Direct answer to title question:
Integers are unlimited in size and have no maximum value in Python.
Answer which addresses stated underlying use case:
According to your comment of what you're trying to do, you are currently thinking something along the lines of
minval = MAXINT;
for (i = 1; i < num_elems; i++)
if a[i] < a[i-1]
minval = a[i];
That's not how to think in Python. A better translation to Python (but still not the best) would be
minval = a[0] # Just use the first value
for i in range(1, len(a)):
minval = min(a[i], a[i - 1])
Note that the above doesn't use MAXINT at all. That part of the solution applies to any programming language: You don't need to know the highest possible value just to find the smallest value in a collection.
But anyway, what you really do in Python is just
minval = min(a)
That is, you don't write a loop at all. The built-in min() function gets the minimum of the whole collection.
long type in Python 2.x uses arbitrary precision arithmetic and has no such thing as maximum possible value. It is limited by the available memory. Python 3.x has no special type for values that cannot be represented by the native machine integer — everything is int and conversion is handled behind the scenes.
Unlike C/C++ Long in Python have unlimited precision. Refer the section Numeric Types in python for more information.To determine the max value of integer you can just refer sys.maxint. You can get more details from the documentation of sys.
You can use: max value of float is
float('inf')
for negative
float('-inf')
A) For a cheap comparison / arithmetics dummy use math.inf. Or math.nan, which compares FALSE in any direction (including nan == nan) except identity check (is) and renders any arithmetics (like nan - nan) nan. Or a reasonably high real integer number according to your use case (e.g. sys.maxsize). For a bitmask dummy (e.g. in mybits & bitmask) use -1.
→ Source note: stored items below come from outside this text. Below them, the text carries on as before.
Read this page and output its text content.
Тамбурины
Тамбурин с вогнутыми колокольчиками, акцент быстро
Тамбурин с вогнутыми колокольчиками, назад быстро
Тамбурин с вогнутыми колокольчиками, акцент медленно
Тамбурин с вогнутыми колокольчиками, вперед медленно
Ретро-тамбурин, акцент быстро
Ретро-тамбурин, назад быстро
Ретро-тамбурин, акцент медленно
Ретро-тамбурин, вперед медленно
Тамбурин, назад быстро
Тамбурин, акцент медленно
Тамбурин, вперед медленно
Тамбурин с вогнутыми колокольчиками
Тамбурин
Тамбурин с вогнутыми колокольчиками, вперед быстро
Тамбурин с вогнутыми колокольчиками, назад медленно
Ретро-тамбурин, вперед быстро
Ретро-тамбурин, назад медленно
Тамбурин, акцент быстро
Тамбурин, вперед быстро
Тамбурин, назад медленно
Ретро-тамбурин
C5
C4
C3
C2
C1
B) To get the platform primitive maximum signed long int (or long long):
>>> 256 ** sys.int_info.sizeof_digit // 2 - 1 # Python’s internal primitive
2147483647
>>> 256 ** ctypes.sizeof(ctypes.c_long) // 2 - 1 # CPython
2147483647
>>> 256 ** ctypes.sizeof(ctypes.c_longlong) // 2 - 1 # CPython
9223372036854775807
>>> 2**63 - 1 # Java / JPython primitive long
9223372036854775807
C) The maximum Python integer could be estimated by a long running loop teasing for a memory overflow (try 256**int(8e9) - can be stopped by KeyboardInterrupt). But it cannot not be used reasonably, because its representation already consumes all the memory and its much greater than sys.float_info.max.